Obra histórica del escritor español Antonio de Capmany y de Montpalau (1742-1813), pu­blicada en Madrid en 1779-1792. Es la pro­ducción de más alientos de Capmany, bar­celonés que se destacó en la turbulenta vida española de su tiempo — tuvo que huir de Madrid al ser ocupado por las tropas napoleónicas en 1808, fue miembro de las Cortes de Cádiz, etc. —, y que cultivó di­versos aspectos de las letras, como la gra­mática, en sus Discursos analíticos sobre la formación y perfección de las lenguas, y sobre la castellana en particular (1776), la preceptiva en el Teatro histórico crítico de la elocuencia española (1786) y en la Filosofía de la elocuencia (1777, muy modi­ficada en 1812), etc.

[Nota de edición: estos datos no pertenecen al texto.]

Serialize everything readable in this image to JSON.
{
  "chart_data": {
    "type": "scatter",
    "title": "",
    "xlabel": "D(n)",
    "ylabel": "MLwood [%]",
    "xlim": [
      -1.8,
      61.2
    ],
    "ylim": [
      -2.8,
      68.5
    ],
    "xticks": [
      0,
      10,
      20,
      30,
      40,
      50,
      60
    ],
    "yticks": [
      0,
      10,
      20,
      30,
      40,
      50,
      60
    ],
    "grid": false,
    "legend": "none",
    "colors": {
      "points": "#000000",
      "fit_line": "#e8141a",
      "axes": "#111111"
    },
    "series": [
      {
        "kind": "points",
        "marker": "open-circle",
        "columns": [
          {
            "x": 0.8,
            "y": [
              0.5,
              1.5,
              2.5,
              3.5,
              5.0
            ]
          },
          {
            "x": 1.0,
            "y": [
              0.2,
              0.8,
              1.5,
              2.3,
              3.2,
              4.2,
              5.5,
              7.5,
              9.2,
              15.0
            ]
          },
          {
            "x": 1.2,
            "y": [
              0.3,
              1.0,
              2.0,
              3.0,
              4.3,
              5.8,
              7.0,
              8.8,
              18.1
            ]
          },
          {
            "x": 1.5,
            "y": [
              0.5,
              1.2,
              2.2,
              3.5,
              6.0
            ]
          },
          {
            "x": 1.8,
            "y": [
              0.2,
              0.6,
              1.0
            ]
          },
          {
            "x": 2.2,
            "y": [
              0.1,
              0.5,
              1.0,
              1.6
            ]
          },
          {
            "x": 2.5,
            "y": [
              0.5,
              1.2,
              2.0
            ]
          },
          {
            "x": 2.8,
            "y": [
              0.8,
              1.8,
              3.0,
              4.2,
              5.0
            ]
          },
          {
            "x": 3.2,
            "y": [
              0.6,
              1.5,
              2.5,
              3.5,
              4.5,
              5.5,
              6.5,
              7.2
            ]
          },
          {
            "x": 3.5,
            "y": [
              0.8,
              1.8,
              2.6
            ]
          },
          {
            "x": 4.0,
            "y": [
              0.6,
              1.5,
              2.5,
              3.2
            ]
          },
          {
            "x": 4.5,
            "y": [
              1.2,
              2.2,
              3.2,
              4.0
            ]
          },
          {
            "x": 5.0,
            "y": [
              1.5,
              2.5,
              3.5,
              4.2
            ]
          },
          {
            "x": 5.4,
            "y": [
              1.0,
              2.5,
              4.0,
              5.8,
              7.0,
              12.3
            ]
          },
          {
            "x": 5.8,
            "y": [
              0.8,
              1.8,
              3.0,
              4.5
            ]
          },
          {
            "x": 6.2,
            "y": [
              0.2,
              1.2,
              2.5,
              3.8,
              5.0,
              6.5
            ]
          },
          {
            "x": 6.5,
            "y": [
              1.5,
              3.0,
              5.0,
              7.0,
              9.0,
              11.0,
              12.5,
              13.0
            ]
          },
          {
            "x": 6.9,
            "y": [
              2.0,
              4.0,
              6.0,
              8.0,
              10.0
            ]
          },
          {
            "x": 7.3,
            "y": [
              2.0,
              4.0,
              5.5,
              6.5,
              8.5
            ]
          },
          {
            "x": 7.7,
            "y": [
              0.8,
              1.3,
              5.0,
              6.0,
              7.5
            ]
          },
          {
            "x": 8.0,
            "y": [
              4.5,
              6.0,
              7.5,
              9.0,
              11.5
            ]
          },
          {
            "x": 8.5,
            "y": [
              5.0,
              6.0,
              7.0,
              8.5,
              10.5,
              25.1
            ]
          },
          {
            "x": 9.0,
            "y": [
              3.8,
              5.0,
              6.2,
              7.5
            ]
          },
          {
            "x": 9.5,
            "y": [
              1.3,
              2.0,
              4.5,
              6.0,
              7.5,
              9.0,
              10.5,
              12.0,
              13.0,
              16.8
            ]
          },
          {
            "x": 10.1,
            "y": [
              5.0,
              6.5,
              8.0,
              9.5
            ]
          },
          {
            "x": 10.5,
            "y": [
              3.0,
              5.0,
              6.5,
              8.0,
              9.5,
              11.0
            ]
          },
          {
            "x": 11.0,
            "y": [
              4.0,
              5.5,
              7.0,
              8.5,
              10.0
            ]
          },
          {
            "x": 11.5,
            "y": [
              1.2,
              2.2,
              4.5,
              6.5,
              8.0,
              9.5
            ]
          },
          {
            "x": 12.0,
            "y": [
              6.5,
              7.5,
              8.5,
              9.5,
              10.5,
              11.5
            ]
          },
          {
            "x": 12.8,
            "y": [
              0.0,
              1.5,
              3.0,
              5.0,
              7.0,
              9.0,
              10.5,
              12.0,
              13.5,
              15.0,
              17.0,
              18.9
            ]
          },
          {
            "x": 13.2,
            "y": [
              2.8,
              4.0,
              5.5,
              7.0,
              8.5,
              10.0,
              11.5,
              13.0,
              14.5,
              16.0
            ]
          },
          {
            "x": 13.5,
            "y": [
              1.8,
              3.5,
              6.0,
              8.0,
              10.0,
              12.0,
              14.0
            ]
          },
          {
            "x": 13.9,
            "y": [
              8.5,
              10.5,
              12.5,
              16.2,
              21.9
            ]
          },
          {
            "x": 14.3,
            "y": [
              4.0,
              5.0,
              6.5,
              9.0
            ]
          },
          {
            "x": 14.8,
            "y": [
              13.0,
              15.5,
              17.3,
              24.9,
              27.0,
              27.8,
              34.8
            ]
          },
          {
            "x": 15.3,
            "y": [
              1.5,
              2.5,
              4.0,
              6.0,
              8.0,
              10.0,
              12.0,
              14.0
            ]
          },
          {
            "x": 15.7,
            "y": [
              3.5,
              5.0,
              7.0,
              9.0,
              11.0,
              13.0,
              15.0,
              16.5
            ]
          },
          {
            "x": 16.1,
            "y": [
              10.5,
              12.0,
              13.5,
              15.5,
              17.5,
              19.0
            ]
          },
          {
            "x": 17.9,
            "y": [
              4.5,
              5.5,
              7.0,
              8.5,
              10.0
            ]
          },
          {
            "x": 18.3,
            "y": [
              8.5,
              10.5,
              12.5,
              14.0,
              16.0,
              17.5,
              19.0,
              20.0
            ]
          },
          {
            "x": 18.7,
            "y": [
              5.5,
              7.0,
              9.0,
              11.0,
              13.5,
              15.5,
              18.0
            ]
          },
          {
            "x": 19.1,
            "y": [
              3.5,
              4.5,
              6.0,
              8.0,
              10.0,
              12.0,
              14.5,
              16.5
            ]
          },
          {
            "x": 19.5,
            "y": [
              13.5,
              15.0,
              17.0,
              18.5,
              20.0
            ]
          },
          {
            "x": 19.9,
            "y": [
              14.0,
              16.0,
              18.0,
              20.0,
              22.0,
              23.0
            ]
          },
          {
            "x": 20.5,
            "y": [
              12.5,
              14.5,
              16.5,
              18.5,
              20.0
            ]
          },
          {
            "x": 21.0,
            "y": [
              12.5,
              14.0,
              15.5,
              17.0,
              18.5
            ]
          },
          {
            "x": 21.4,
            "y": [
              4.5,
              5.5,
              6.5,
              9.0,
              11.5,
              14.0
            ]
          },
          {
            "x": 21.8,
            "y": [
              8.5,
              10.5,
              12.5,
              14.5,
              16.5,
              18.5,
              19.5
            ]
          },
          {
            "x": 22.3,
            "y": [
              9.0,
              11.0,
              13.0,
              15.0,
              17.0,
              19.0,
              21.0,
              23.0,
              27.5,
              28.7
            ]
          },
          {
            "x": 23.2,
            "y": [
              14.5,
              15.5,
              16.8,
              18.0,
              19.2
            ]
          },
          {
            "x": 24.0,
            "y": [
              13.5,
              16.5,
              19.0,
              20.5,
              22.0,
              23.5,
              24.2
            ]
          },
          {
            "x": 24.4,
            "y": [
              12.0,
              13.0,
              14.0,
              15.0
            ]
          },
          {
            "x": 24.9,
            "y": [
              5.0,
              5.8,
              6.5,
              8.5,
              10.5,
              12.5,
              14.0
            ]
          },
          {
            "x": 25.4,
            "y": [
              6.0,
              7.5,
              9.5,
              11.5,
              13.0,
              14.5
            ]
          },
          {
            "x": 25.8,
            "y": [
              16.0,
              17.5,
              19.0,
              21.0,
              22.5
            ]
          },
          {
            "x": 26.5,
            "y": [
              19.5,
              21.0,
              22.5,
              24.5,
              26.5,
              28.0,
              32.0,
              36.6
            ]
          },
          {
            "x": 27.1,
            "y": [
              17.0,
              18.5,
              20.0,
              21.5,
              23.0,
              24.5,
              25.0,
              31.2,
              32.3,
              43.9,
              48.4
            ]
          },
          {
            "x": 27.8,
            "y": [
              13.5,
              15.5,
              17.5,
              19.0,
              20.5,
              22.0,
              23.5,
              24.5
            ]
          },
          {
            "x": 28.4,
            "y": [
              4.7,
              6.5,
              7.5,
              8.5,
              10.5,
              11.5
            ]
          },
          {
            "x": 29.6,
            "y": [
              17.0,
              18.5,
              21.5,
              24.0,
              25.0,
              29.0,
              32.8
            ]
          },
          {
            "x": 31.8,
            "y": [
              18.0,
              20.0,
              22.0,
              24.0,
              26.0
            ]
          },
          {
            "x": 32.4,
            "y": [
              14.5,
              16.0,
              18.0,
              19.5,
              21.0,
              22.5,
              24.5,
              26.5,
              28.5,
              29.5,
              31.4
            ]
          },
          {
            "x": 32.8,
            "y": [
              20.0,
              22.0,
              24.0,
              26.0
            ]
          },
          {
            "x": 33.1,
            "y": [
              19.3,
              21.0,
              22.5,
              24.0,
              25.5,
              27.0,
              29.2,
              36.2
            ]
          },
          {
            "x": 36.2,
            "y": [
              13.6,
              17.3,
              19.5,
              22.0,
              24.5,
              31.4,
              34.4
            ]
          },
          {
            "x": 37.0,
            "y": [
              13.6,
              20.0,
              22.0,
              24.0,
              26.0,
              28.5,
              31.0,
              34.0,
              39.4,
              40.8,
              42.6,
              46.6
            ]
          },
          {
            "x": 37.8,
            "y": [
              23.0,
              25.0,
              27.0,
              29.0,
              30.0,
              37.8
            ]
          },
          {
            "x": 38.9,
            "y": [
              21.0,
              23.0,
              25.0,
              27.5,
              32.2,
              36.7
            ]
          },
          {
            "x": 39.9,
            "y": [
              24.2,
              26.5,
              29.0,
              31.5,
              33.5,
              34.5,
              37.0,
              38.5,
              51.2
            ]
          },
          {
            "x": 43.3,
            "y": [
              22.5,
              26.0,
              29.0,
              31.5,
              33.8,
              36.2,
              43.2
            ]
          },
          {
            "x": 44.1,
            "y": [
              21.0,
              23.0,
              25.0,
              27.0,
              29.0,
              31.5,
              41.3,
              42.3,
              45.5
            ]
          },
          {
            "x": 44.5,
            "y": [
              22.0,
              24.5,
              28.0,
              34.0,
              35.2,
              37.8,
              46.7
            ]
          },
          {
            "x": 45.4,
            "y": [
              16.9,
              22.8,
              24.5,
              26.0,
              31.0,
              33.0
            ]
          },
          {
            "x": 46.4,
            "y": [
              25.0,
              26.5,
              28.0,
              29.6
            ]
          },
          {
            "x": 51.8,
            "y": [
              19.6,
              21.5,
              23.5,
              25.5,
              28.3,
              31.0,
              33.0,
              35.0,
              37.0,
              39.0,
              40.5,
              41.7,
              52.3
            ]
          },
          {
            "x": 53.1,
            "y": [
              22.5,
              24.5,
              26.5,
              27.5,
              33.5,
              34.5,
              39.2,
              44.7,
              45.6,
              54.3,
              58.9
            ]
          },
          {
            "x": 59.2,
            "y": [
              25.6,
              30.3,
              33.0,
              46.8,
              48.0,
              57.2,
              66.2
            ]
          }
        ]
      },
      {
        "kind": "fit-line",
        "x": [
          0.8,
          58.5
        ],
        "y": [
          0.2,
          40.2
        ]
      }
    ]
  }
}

Sus Memorias históri­cas, escritas a instancias de la Real Junta y Consulado de Comercio de Barcelona, re­velan a Capmany como un sólido y pacien­te erudito que, tras largas investigaciones en la documentación medieval de los archi­vos y un inteligente estudio de textos prin­cipalmente jurídicos, logra trazar un com­pleto y detallado panorama de tres aspectos esenciales para la comprensión de la pu­janza y de la trascendencia europea de la ciudad de Barcelona en el pasado a través de su marina, su comercio y su estructura­ción gremial.

Ello le lleva a desarrollar un amplio panorama histórico no tan sólo so­bre la expansión marítima de la antigua Corona de Aragón, sino también de múl­tiples aspectos del Mediterráneo, principal­mente de Italia y de los Balcanes y Asia Menor, donde en la Edad Media la insti­tución barcelonesa del Consulado de Mar tenía importantes factorías. Capmany pone de relieve las relaciones, con frecuencia hostiles, entre la marina catalana y la veneciana, pisana y sobre todo genovesa, tan­to desde el punto de vista puramente mer­cantil como en el histórico. La obra va acompañada de la edición de gran número de documentos de archivo sobre los que Capmany, historiador puntual, riguroso y ordenado, basa las afirmaciones de su libro, escrito con un estilo grave y sostenido.